Exothermique : Qui dégage de la chaleur.
Kératite : Inflammation de l'œil et en particulier de la cornée.


2015 - Seattle - État de Washington

La sonnerie stridente de mon téléphone portable résonna. Elle eut au moins le mérite de me ramener à l'instant présent. Je repoussai les pages noircies de formules chimiques sur lesquelles je travaillais jusqu'alors, absorbé au point de ne pas me rendre compte de l'heure qui défilait. Dans la foulée, je décrochai et me rejetai au fond de ma chaise de bureau montée sur roulettes. Elle glissa d'ailleurs vers l'arrière, entraînée par la force de mon mouvement.

- Jackson, le saluai-je, portant l'appareil à mon oreille. Que me vaut ce plaisir ?

- Tu m'as oublié... Cet idiot m'a oublié, répéta-t-il d'une voix un peu plus étouffée, comme s'il couvrait le micro avec un de ses doigts.

Pensant pour la première fois à consulter ma montre depuis... depuis plusieurs heures, je m'excusai :

- Je n'ai pas vu la matinée passer, je suis désolé. Tu es toujours au Sunrise ?

- Je veux, oui ! s'exclama-t-il de nouveau nettement. Et si tu ne rappliques pas maintenant pour honorer notre déjeuner, il y a de fortes chances pour que ce soit moi qui reparte avec la serveuse. Elle est déjà sous mon charme, c'est évident.

Un rire féminin me parvint, semblant confirmer ses dires.

- Je fais au plus vite, juste le temps de trouver un taxi.

- Un taxi ? Prends plutôt le tramway, c'est plus rapide, grogna-t-il. J'ai faim. Grouille, mec !

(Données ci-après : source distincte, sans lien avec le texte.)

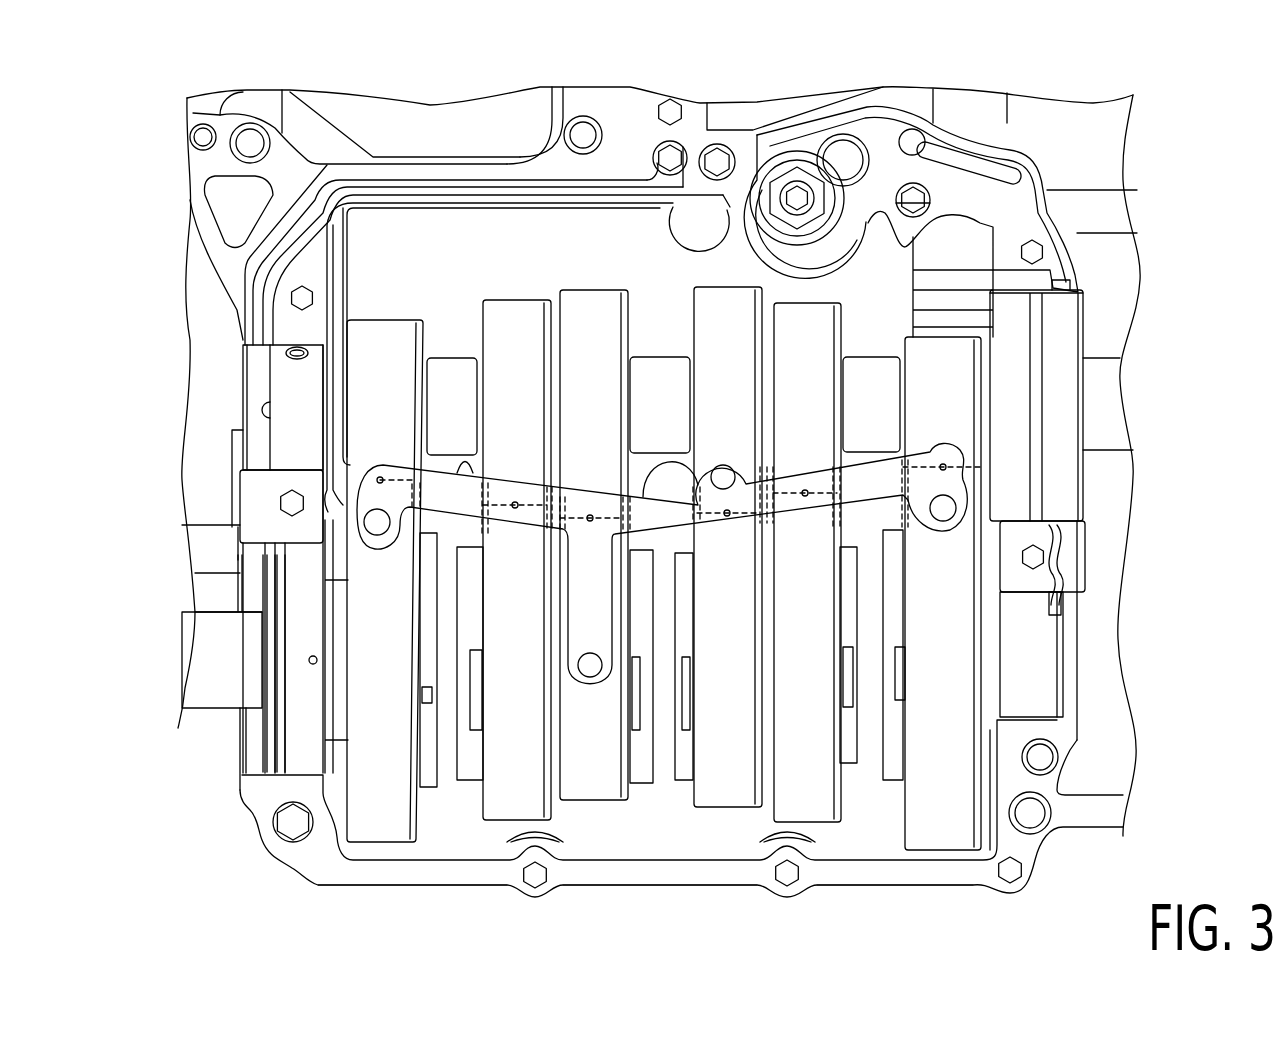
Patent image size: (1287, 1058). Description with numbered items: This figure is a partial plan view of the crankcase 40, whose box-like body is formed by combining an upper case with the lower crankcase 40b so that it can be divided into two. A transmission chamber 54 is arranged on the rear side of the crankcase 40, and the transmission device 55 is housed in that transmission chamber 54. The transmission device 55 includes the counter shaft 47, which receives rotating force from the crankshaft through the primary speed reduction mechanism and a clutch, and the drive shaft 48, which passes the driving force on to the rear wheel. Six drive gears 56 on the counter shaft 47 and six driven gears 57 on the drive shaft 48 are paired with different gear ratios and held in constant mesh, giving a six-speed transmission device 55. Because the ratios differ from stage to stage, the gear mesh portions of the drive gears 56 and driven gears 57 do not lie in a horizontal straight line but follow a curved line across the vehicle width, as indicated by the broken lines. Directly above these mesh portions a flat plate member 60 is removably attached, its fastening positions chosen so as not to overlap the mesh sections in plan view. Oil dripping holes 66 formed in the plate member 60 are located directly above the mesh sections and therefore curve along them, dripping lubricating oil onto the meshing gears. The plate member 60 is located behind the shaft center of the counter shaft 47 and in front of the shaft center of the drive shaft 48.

The crankcase 40 is at (660, 887).
The lower crankcase 40b is at (708, 873).
The counter shaft 47 is at (440, 385).
The drive shaft 48 is at (208, 670).
The transmission chamber 54 is at (608, 822).
The transmission device 55 is at (662, 312).
The drive gears 56 is at (592, 302).
The driven gears 57 is at (597, 792).
The plate member 60 is at (865, 507).
The oil dripping holes 66 is at (590, 518).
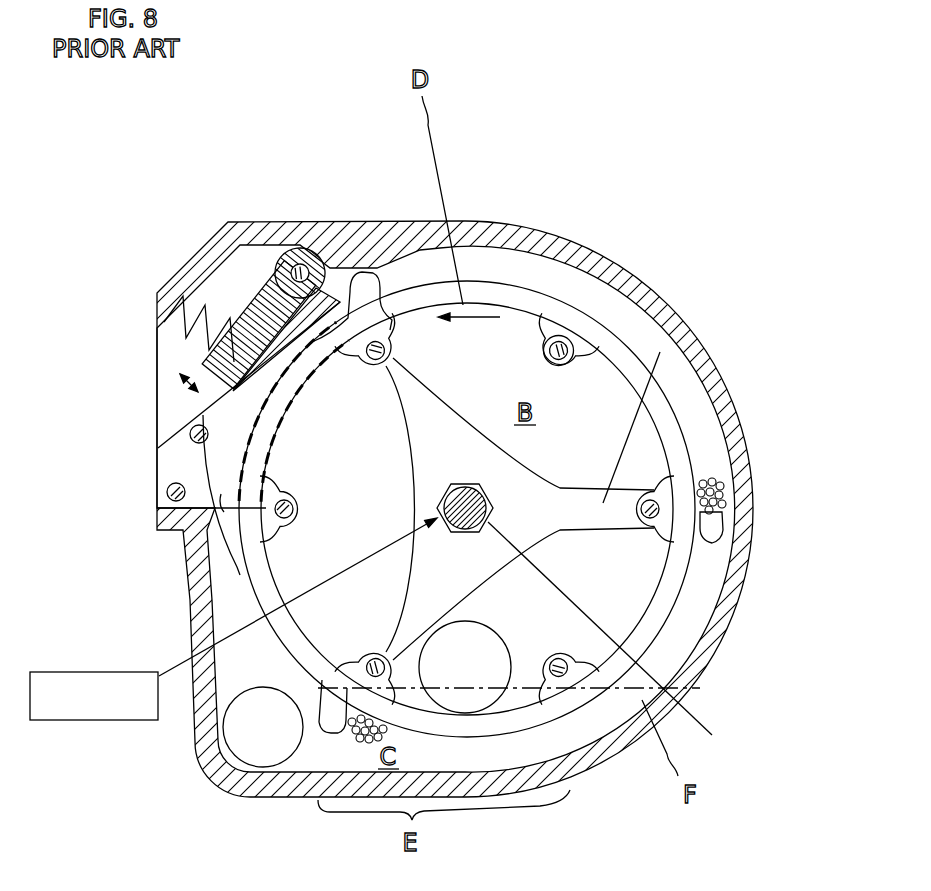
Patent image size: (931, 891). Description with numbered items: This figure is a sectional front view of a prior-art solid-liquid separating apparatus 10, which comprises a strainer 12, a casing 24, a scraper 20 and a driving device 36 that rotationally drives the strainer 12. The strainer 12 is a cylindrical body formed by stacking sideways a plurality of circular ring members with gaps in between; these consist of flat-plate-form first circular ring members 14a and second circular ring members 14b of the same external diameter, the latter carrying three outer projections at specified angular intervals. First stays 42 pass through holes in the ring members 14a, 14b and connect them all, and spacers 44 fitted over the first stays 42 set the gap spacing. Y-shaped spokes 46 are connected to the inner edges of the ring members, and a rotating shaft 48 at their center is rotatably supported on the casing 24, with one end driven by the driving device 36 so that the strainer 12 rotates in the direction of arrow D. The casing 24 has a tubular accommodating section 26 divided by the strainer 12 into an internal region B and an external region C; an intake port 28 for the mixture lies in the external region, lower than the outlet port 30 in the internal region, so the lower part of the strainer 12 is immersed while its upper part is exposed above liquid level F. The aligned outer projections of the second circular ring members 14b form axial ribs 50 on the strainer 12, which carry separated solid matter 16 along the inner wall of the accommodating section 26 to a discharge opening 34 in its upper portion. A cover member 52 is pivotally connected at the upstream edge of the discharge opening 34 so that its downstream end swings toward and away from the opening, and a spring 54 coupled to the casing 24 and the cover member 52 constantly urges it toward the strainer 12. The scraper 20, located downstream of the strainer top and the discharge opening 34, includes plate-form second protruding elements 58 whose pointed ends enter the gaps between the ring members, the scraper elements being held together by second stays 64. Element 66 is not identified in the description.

The solid-liquid separating apparatus 10 is at (751, 231).
The strainer 12 is at (621, 337).
The first circular ring members 14a is at (687, 470).
The second circular ring members 14b is at (518, 272).
The solid matter 16 is at (358, 742).
The scraper 20 is at (184, 462).
The casing 24 is at (467, 221).
The accommodating section 26 is at (521, 300).
The intake port 28 is at (252, 752).
The outlet port 30 is at (475, 640).
The discharge opening 34 is at (287, 340).
The driving device 36 is at (133, 721).
The first stays 42 is at (545, 350).
The spacers 44 is at (574, 338).
The spokes 46 is at (678, 348).
The rotating shaft 48 is at (712, 735).
The ribs 50 is at (370, 275).
The cover member 52 is at (248, 302).
The spring 54 is at (205, 300).
The second protruding elements 58 is at (322, 335).
The second stays 64 is at (196, 432).
The guide edge 66 is at (205, 548).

Retirant ma blouse blanche - de scientifique fou, m'aurait charrié Riley -, j'enfilai prestement ma veste de costume, retenant comme je pouvais le téléphone contre mon oreille à l'aide de la pointe de mon épaule.

- Je suis en route. Je raccroche !

Et, sans l'autoriser à répliquer, je m'exécutai tout en sortant de mon bureau. Je remarquai au passage que la plupart de mes collègues étaient absents. J'étais l'étourdi en chef de cette firme. À moins que je sois plutôt le seul vrai passionné ?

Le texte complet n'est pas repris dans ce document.